Em 2022, em áudios de WhatsApp com análises feitas por Marcelo e espalhados pela comunicação da campanha governista, o senador do MDB comentava a disputa pelo governo entre Rafael Fonteles e Silvio Mendes, mas, sobre a disputa para senador, dizia que Wellington Dias (PT) “não tinha adversário”. Ignorava o oponente Joel Rodrigues (Progressistas) e nem se dava ao luxo de fazer uma análise da disputa pelo Senado.
Quando as urnas se abriram, Joel deu um acocho em Wellington que até hoje os petistas mais apaixonados têm calafrios ao lembrar daquela eletrizante apuração. O candidato do Progressistas colocou 83 mil votos de maioria sobre Wellington em Teresina, venceu em diversas cidades do interior e, por muito pouco, não impôs uma derrota histórica ao candidato do PT. Diferente do que projetava Marcelo, Wellington tinha um adversário.

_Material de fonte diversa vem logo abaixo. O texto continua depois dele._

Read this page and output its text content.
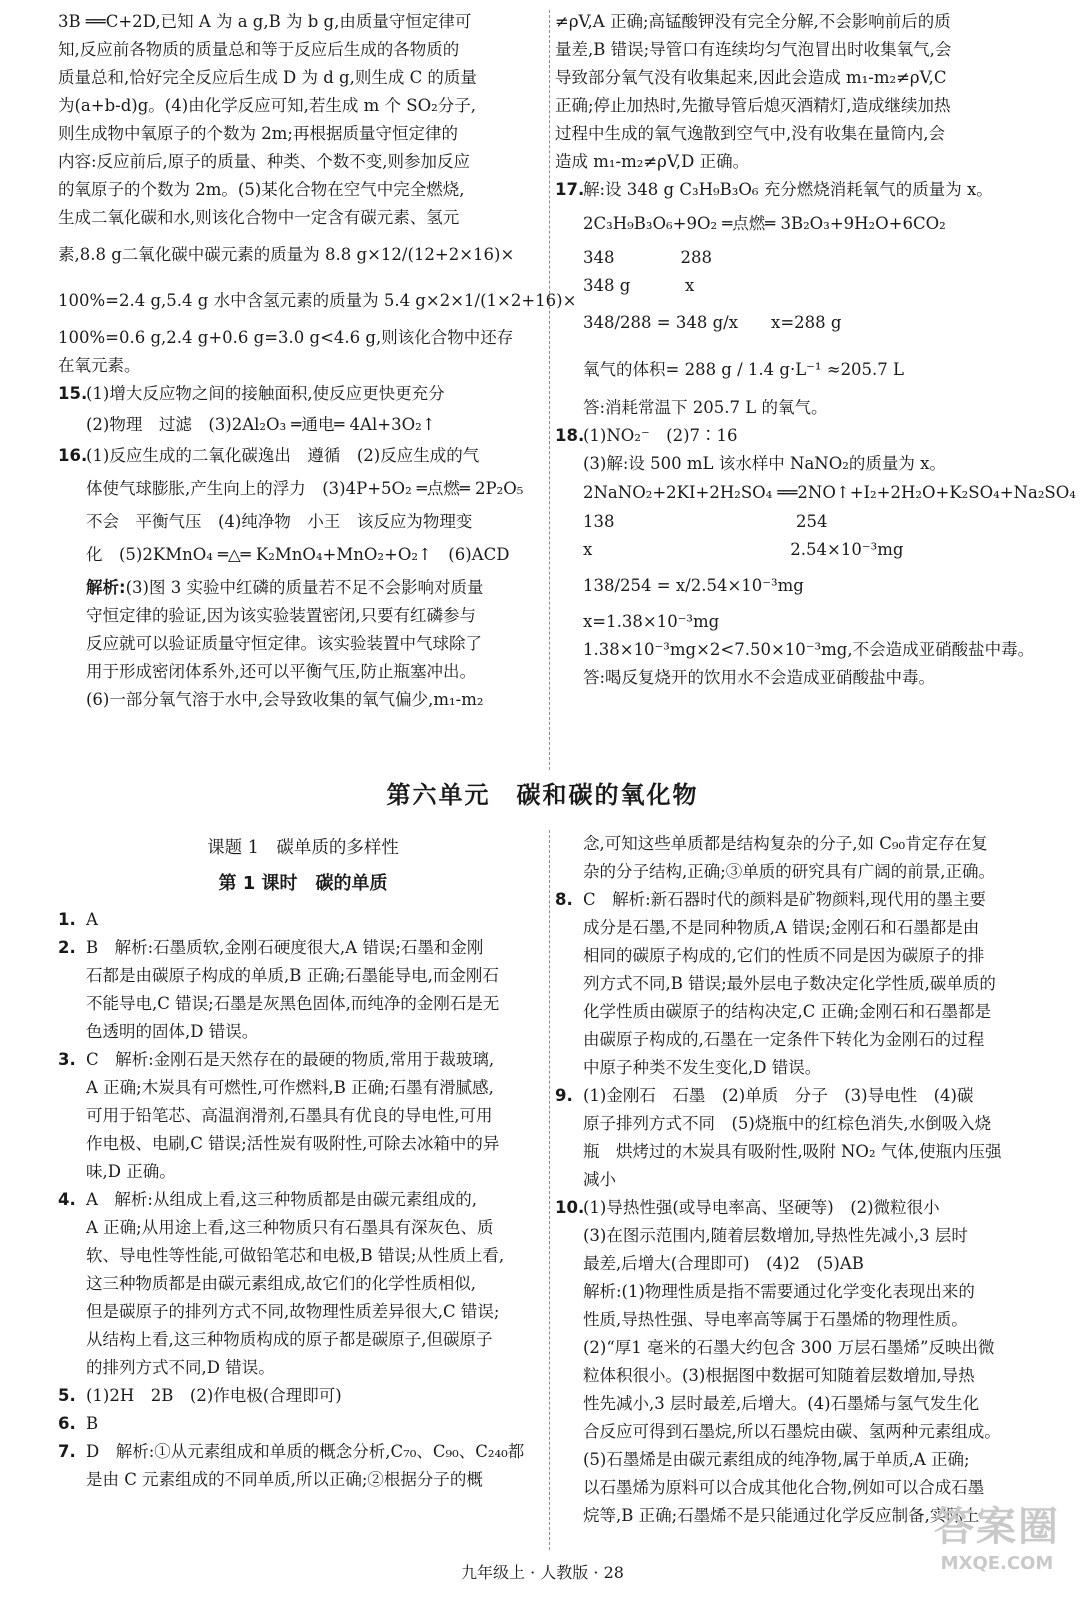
3B ══C+2D,已知 A 为 a g,B 为 b g,由质量守恒定律可

知,反应前各物质的质量总和等于反应后生成的各物质的

质量总和,恰好完全反应后生成 D 为 d g,则生成 C 的质量

为(a+b-d)g。(4)由化学反应可知,若生成 m 个 SO₂分子,

则生成物中氧原子的个数为 2m;再根据质量守恒定律的

内容:反应前后,原子的质量、种类、个数不变,则参加反应

的氧原子的个数为 2m。(5)某化合物在空气中完全燃烧,

生成二氧化碳和水,则该化合物中一定含有碳元素、氢元

素,8.8 g二氧化碳中碳元素的质量为 8.8 g×12/(12+2×16)×

100%=2.4 g,5.4 g 水中含氢元素的质量为 5.4 g×2×1/(1×2+16)×

100%=0.6 g,2.4 g+0.6 g=3.0 g<4.6 g,则该化合物中还存

在氧元素。

15.(1)增大反应物之间的接触面积,使反应更快更充分

(2)物理　过滤　(3)2Al₂O₃ ═通电═ 4Al+3O₂↑

16.(1)反应生成的二氧化碳逸出　遵循　(2)反应生成的气

体使气球膨胀,产生向上的浮力　(3)4P+5O₂ ═点燃═ 2P₂O₅

不会　平衡气压　(4)纯净物　小王　该反应为物理变

化　(5)2KMnO₄ ═△═ K₂MnO₄+MnO₂+O₂↑　(6)ACD

解析:(3)图 3 实验中红磷的质量若不足不会影响对质量

守恒定律的验证,因为该实验装置密闭,只要有红磷参与

反应就可以验证质量守恒定律。该实验装置中气球除了

用于形成密闭体系外,还可以平衡气压,防止瓶塞冲出。

(6)一部分氧气溶于水中,会导致收集的氧气偏少,m₁-m₂

≠ρV,A 正确;高锰酸钾没有完全分解,不会影响前后的质

量差,B 错误;导管口有连续均匀气泡冒出时收集氧气,会

导致部分氧气没有收集起来,因此会造成 m₁-m₂≠ρV,C

正确;停止加热时,先撤导管后熄灭酒精灯,造成继续加热

过程中生成的氧气逸散到空气中,没有收集在量筒内,会

造成 m₁-m₂≠ρV,D 正确。

17.解:设 348 g C₃H₉B₃O₆ 充分燃烧消耗氧气的质量为 x。

2C₃H₉B₃O₆+9O₂ ═点燃═ 3B₂O₃+9H₂O+6CO₂

348　　　　288

348 g　　　 x

348/288 = 348 g/x　　x=288 g

氧气的体积= 288 g / 1.4 g·L⁻¹ ≈205.7 L

答:消耗常温下 205.7 L 的氧气。

18.(1)NO₂⁻　(2)7∶16

(3)解:设 500 mL 该水样中 NaNO₂的质量为 x。

2NaNO₂+2KI+2H₂SO₄ ══2NO↑+I₂+2H₂O+K₂SO₄+Na₂SO₄

138　　　　　　　　　　　254

x　　　　　　　　　　　　2.54×10⁻³mg

138/254 = x/2.54×10⁻³mg

x=1.38×10⁻³mg

1.38×10⁻³mg×2<7.50×10⁻³mg,不会造成亚硝酸盐中毒。

答:喝反复烧开的饮用水不会造成亚硝酸盐中毒。

第六单元　碳和碳的氧化物
课题 1　碳单质的多样性
第 1 课时　碳的单质

1. A

2. B　解析:石墨质软,金刚石硬度很大,A 错误;石墨和金刚

石都是由碳原子构成的单质,B 正确;石墨能导电,而金刚石

不能导电,C 错误;石墨是灰黑色固体,而纯净的金刚石是无

色透明的固体,D 错误。

3. C　解析:金刚石是天然存在的最硬的物质,常用于裁玻璃,

A 正确;木炭具有可燃性,可作燃料,B 正确;石墨有滑腻感,

可用于铅笔芯、高温润滑剂,石墨具有优良的导电性,可用

作电极、电刷,C 错误;活性炭有吸附性,可除去冰箱中的异

味,D 正确。

4. A　解析:从组成上看,这三种物质都是由碳元素组成的,

A 正确;从用途上看,这三种物质只有石墨具有深灰色、质

软、导电性等性能,可做铅笔芯和电极,B 错误;从性质上看,

这三种物质都是由碳元素组成,故它们的化学性质相似,

但是碳原子的排列方式不同,故物理性质差异很大,C 错误;

从结构上看,这三种物质构成的原子都是碳原子,但碳原子

的排列方式不同,D 错误。

5. (1)2H　2B　(2)作电极(合理即可)

6. B

7. D　解析:①从元素组成和单质的概念分析,C₇₀、C₉₀、C₂₄₀都

是由 C 元素组成的不同单质,所以正确;②根据分子的概

念,可知这些单质都是结构复杂的分子,如 C₉₀肯定存在复

杂的分子结构,正确;③单质的研究具有广阔的前景,正确。

8. C　解析:新石器时代的颜料是矿物颜料,现代用的墨主要

成分是石墨,不是同种物质,A 错误;金刚石和石墨都是由

相同的碳原子构成的,它们的性质不同是因为碳原子的排

列方式不同,B 错误;最外层电子数决定化学性质,碳单质的

化学性质由碳原子的结构决定,C 正确;金刚石和石墨都是

由碳原子构成的,石墨在一定条件下转化为金刚石的过程

中原子种类不发生变化,D 错误。

9. (1)金刚石　石墨　(2)单质　分子　(3)导电性　(4)碳

原子排列方式不同　(5)烧瓶中的红棕色消失,水倒吸入烧

瓶　烘烤过的木炭具有吸附性,吸附 NO₂ 气体,使瓶内压强

减小

10.(1)导热性强(或导电率高、坚硬等)　(2)微粒很小

(3)在图示范围内,随着层数增加,导热性先减小,3 层时

最差,后增大(合理即可)　(4)2　(5)AB

解析:(1)物理性质是指不需要通过化学变化表现出来的

性质,导热性强、导电率高等属于石墨烯的物理性质。

(2)“厚1 毫米的石墨大约包含 300 万层石墨烯”反映出微

粒体积很小。(3)根据图中数据可知随着层数增加,导热

性先减小,3 层时最差,后增大。(4)石墨烯与氢气发生化

合反应可得到石墨烷,所以石墨烷由碳、氢两种元素组成。

(5)石墨烯是由碳元素组成的纯净物,属于单质,A 正确;

以石墨烯为原料可以合成其他化合物,例如可以合成石墨

烷等,B 正确;石墨烯不是只能通过化学反应制备,实际上

九年级上 · 人教版 · 28
答案圈
MXQE.COM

Agora, já projetando a refrega eleitoral de 2026, o senador do MDB avalia que o governador Rafael Fonteles (PT) está “nadando em céu de brigadeiro”. Segundo ele, as atenções para a disputa do próximo ano vão se voltar para a corrida pelo Senado, na qual ele, Ciro Nogueira (Progressistas) e Júlio César (PSD) são os principais nomes na briga pelas duas vagas. Embora pregue respeito à oposição, Marcelo não vê cenário que ameace a reeleição do governador Rafael Fonteles, de quem é um forte aliado.
De fato, o cenário de momento – e é bom que se faça essa ponderação – aponta para uma reeleição aparentemente tranquila do governador. Mas, se levarmos em consideração o histórico recente de projeções feitas pelo senador Marcelo Castro, talvez os pretensos adversários de Rafael já tenham algum motivo para sonhar.